While she likes their strawberry cakes, Knight has a favorite. “One of the most delicious things that I have ever put in my mouth from there is their pumpkin gingerbread cake, which they make in November and December.” That’s what she will be ordering for her 87th birthday in December.

Originally, Mount wanted to put a Wright’s Gourmet House on every corner in Tampa. But his vision changed as he gained more experience as a business owner. Today, he prefers that Wright’s honor the legacy of his grandparents and his family tree rather than branch out too far.

The cakes at Wright's Gourmet House keep customers coming back. This one is peppermint chocolate. The store also is popular for its sandwiches and customer service.
The cakes at Wright's Gourmet House keep customers coming back. This one is peppermint chocolate. The store also is popular for its sandwiches and customer service. [ IVY CEBALLO | Times ]

“This is a hard business,” he said. “You’re only as good as your last sandwich.”

Customer Matt Smith was introduced to Wright’s cakes at a New Year’s party 15 years ago when he had just moved to Tampa. Now he visits Wright’s four to six times a week. He enjoys the double-decker club sandwich and loves the Bahama Baby, a pile of pork, ham, cucumber, bacon, Jarlsberg cheese and mustard sauce on an onion roll.
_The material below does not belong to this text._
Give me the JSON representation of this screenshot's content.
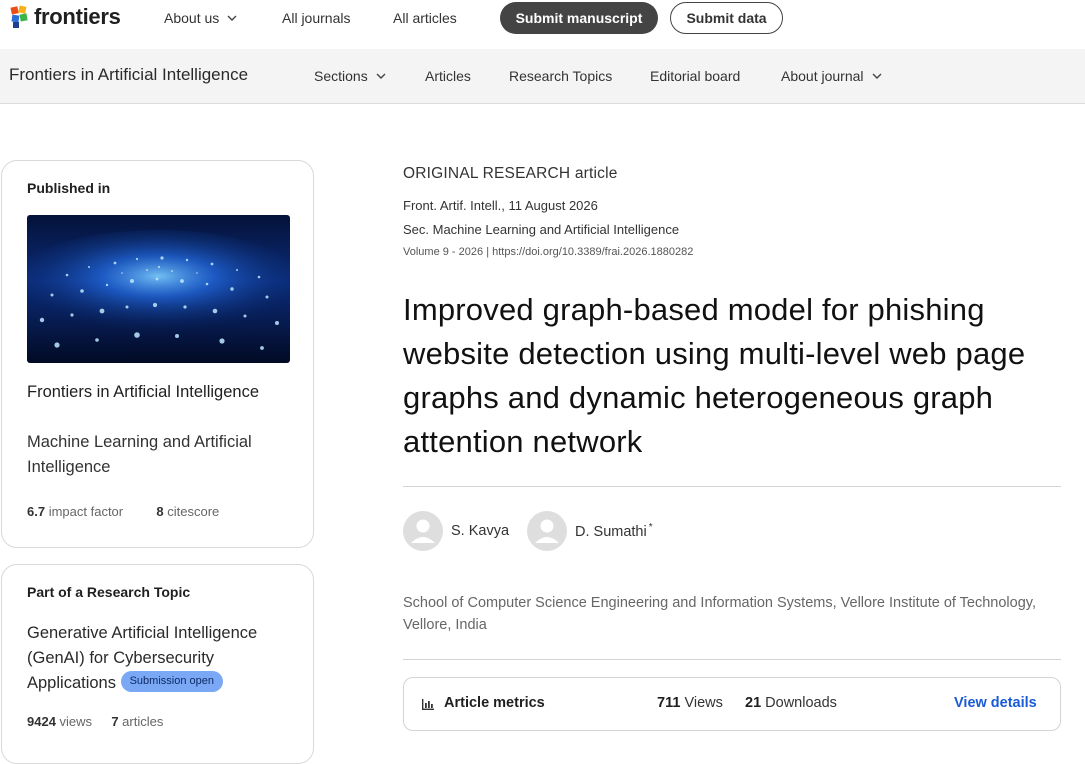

The chocolate, chocolate cake “was the most delicious thing I had ever eaten,” said Smith, a career prosecutor. “The cakes started it for me but they have a large variety and doing it all well is what is important.” Smith knows all of the staff members by their first names and he said his friends fondly refer to Wright’s as “The W.”

“Today, customer service is a lost art, but it’s not gone at Wright’s at all. They are like an extended family,” he said.

Earlier this year, Smith began working for Florida Attorney General Ashley Moody.

But, he said, “If they make an ambassador to the world for Wright’s — that would be my ideal job.”